View Full Version : Plotting the intersection of plane and cone

07-28-2012, 06:09 PM

I 've been making my first steps and there's plenty I don't know - including what tools are available to attack the problem in question. Also pretty much all my knowledge on programming and graphics comes from the net so I may very well be ignorant of established techniques.
At the moment I 'm trying to recreate a program I had written in another language to visualize conic sections. It displayed a cone, a plane represented by a square that the user could move around, and of course their intersection. It worked line this -

(i) 4 points were used for the plane, by connecting them with lines one obtained the square to visualize the plane, but they were also used to obtain the equation of the plane
(ii) The cone, a double - napped one so two cones in fact, was represented by parametric equation. By running a double loop through the parameters, I plotted/connected with lines many of the cone's points,
obtaining a pretty satisfactory visualization of it.
(iii) Their intersection - by running a double loop again, it checked if the points of the cone satisfied the plane equation; if so it plotted them and that resulted in correct display of the conic sections.
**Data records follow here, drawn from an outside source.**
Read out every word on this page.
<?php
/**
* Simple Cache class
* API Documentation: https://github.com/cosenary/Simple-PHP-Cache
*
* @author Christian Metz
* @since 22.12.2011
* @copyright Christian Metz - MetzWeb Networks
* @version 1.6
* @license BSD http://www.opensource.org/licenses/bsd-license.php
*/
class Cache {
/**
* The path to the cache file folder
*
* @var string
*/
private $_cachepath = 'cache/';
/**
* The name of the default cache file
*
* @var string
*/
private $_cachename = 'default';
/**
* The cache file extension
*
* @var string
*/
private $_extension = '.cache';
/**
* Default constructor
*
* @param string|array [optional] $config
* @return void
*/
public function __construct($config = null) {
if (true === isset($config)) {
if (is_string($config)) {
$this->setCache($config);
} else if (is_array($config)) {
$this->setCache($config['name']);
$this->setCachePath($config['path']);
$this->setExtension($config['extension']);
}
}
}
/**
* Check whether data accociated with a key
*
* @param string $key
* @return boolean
Now I 'm rewriting this in c++ using opengl (sfml to setup the context and glm to handle the matrices). So far I 've done (i) - I have a square that I can move around. However the thing is that these movements - translations and rotations - are applied in the shader. Thus my question: what's the best way to go on about (iii)? A "silly" way would be to do all the calculations in my program as well so as to always know what the plane equation is - but that would defeat the point of using opengl, no? I 'm wondering: can the shader pass info back to the program? could the shader itself execute (iii)? Is there some other technique I could use or perhaps I should rethink the entire approach?

I can provide code if it 'd help clarify what I mean. I would appreciate a nudge in the right direction. Thanks.